Some fortunate circumstances played a role as well: Since 2021, Americans have increased their spending, initially supported by federal stimulus checks during the start of the Biden administration, and later due to a surge in travel as Covid restrictions were lifted. The Federal Reserve even credited Taylor Swift's Eras Tour over the summer for unexpectedly boosting the economy. Despite the holiday shopping season being somewhat subdued compared to previous years, it has stayed relatively strong.
Even some negative developments ended up benefiting the Federal Reserve's efforts to prevent a recession: The regional banking crisis in March had a slight negative impact on the economy, prompting the Fed to slow down its historic rate hikes. This ultimately saved businesses and consumers money that they would have otherwise spent on mortgage or credit card payments.
Good policy
But the Fed deserves a ton of credit, too.

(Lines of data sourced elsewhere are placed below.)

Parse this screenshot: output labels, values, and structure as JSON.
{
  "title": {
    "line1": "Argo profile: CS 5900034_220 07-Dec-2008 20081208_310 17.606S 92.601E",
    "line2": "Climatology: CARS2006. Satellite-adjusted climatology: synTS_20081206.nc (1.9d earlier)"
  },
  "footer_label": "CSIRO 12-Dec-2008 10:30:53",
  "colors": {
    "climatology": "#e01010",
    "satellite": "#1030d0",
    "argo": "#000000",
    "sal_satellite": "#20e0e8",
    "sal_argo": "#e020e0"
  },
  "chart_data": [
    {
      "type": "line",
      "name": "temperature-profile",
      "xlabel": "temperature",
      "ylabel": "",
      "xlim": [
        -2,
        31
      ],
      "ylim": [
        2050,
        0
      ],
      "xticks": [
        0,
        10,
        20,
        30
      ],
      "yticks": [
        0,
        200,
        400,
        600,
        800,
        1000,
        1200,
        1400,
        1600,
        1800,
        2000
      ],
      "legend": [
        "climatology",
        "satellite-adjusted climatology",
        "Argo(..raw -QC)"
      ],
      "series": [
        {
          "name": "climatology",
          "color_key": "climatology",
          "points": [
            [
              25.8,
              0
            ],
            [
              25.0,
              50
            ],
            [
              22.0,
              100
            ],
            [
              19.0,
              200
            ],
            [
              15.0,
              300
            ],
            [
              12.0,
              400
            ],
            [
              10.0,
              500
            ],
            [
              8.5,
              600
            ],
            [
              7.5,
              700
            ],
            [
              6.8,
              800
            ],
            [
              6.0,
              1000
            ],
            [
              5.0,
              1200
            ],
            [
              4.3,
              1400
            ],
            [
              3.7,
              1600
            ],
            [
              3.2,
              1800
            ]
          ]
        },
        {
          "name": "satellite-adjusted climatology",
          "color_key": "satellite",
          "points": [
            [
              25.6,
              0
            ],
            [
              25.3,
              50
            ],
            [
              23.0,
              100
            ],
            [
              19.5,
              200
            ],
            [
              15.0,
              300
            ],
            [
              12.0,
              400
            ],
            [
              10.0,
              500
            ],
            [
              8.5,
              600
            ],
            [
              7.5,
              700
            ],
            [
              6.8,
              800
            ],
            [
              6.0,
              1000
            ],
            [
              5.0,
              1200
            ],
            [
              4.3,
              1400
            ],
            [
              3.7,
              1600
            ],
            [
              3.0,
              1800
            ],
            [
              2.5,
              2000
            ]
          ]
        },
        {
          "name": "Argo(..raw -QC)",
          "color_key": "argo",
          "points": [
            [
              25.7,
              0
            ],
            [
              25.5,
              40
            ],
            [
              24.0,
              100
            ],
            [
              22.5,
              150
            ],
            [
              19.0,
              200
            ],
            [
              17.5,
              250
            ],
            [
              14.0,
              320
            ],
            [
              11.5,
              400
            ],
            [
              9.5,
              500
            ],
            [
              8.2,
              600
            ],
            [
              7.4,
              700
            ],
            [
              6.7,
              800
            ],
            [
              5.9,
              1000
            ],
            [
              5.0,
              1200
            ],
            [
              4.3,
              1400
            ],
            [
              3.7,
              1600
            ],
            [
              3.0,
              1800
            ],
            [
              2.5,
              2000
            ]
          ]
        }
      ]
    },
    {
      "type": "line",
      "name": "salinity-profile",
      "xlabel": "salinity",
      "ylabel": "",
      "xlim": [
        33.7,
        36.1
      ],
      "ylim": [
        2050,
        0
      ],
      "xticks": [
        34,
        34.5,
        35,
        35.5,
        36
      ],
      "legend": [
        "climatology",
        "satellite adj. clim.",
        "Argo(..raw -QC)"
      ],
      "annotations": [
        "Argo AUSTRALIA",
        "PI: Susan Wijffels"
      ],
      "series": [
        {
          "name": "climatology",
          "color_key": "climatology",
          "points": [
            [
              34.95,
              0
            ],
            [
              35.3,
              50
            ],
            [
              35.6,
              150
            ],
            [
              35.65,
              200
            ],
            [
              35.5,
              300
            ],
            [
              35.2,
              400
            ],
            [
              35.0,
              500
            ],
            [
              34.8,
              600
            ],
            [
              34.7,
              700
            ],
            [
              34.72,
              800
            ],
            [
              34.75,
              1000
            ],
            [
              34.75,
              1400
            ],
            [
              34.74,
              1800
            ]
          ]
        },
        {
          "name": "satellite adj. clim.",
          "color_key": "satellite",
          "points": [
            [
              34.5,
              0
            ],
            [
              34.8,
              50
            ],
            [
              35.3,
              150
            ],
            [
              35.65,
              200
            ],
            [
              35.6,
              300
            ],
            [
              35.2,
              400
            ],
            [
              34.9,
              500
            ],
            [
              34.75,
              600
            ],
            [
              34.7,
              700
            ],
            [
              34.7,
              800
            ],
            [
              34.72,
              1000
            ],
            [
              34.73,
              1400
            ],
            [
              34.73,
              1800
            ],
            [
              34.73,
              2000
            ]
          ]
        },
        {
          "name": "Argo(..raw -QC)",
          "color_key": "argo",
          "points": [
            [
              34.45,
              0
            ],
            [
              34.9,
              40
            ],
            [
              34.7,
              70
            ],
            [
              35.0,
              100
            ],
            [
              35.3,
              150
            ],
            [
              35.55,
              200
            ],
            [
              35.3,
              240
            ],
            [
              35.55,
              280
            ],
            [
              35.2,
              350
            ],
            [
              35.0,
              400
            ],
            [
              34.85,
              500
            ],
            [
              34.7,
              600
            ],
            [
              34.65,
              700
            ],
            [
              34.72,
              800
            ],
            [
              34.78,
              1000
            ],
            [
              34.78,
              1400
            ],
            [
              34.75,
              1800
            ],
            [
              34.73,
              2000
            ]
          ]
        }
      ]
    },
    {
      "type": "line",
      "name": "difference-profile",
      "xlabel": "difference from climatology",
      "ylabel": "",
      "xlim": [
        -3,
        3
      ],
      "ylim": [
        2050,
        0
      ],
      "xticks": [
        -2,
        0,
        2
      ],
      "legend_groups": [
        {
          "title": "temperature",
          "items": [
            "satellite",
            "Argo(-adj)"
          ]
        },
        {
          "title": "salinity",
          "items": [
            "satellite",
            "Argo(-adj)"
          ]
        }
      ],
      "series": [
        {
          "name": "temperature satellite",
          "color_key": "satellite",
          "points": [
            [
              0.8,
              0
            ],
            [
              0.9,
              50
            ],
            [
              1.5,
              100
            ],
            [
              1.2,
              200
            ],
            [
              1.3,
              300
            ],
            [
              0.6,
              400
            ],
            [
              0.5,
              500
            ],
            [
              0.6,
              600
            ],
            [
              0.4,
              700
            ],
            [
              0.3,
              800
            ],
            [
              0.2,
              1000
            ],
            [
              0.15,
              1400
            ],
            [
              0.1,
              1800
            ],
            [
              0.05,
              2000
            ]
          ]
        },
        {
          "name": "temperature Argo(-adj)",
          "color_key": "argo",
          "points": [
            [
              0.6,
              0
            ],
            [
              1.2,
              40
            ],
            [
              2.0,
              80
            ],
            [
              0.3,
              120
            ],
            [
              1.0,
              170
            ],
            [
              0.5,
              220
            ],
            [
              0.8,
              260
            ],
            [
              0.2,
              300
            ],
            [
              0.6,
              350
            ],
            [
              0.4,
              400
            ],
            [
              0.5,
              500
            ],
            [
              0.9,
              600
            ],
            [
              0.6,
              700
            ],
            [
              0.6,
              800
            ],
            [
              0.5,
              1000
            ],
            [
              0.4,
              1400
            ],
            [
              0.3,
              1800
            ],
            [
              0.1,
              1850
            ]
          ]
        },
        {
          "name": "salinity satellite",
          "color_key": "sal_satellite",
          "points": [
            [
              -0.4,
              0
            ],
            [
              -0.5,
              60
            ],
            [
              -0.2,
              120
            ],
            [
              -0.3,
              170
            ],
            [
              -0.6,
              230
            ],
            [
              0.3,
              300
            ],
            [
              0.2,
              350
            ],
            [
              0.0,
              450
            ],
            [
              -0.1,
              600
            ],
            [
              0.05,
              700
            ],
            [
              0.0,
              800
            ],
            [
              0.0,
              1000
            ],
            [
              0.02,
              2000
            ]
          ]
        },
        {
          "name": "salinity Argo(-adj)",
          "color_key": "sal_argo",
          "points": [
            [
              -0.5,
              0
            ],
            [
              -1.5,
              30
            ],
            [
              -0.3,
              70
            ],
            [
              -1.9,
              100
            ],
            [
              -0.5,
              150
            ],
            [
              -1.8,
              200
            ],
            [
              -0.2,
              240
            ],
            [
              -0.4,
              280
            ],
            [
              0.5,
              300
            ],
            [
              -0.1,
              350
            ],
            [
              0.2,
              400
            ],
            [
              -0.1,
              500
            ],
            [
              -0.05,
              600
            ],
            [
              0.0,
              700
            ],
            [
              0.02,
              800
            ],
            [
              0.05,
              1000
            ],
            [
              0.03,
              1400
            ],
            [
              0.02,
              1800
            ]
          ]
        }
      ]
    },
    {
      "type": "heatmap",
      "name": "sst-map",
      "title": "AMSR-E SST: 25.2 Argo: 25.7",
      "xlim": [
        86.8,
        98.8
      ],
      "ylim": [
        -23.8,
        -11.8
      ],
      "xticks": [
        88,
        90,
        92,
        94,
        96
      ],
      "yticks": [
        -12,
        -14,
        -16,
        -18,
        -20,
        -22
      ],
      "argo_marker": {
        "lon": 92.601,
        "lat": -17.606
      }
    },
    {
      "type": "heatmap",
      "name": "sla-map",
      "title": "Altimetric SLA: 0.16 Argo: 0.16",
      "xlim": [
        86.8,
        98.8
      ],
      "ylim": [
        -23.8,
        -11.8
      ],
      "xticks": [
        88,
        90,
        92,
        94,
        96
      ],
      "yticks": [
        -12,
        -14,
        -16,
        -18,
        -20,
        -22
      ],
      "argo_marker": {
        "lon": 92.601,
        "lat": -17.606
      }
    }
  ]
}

"Many people do not consider the alternative scenario," said Lael Brainard, former Fed vice chair and current director of President Biden's National Economic Council, in a CNN interview on Friday. "However, it was very clear from forecasters a year ago that there would be a high likelihood of major job losses and a recession in order to achieve the current level of inflation."
Not exactly 100%, however: While JPMorgan Chase CEO Jamie Dimon was predicting challenges for the US economy, Bruce Kasman, global head of economic research at the bank, was one of the few to oppose the recession predictions brewing last year.
During a conference hosted by JPMorgan last month, Kasman rightfully celebrated by taking a victory lap. He emphasized that the reason for pushing back against a recession last year was due to the significant monetary policy drag building up. Kasman pointed out the positive impact of unwinding commodity price shocks and US fiscal policy, which he felt people had not fully recognized. "When you put these things together, it just didn't seem like the economy was very vulnerable," Kasman concluded.
Despite facing criticism from all sides, the independent Federal Reserve remained resolute in its commitment to combatting rampant inflation, a goal it has largely achieved. While prices in many sectors are still considerably higher than they were two years ago, the Fed has managed to lower the inflation rate to 3.1% annually, a significant improvement from its peak of 9.1% over a year ago. Although this is still above the target rate of 2%, the Fed anticipates a gradual decrease to reach the target by 2026.
If the Fed had changed its direction, price hikes would likely have gone out of control. However, raising rates too much could have significantly harmed the economy. This is typically what occurs: In the past 60 years, the Fed has achieved a "soft landing" where it raises rates but avoids a recession- at least once, depending on how you count it. Some research indicates that the Fed has actually achieved this more frequently.
The job is hardly done, though, Brainard noted.
"We have a lot of work to do," she said. "There are certain areas where Americans continue to see really challenging affordability."
Powell recently shared with a group of college students that a major celebration for him is receiving "a really positive inflation report." It is unimaginable the aftermath Powell will face if these reports continue and no recession occurs. This report includes contribution from CNN's Matt Egan.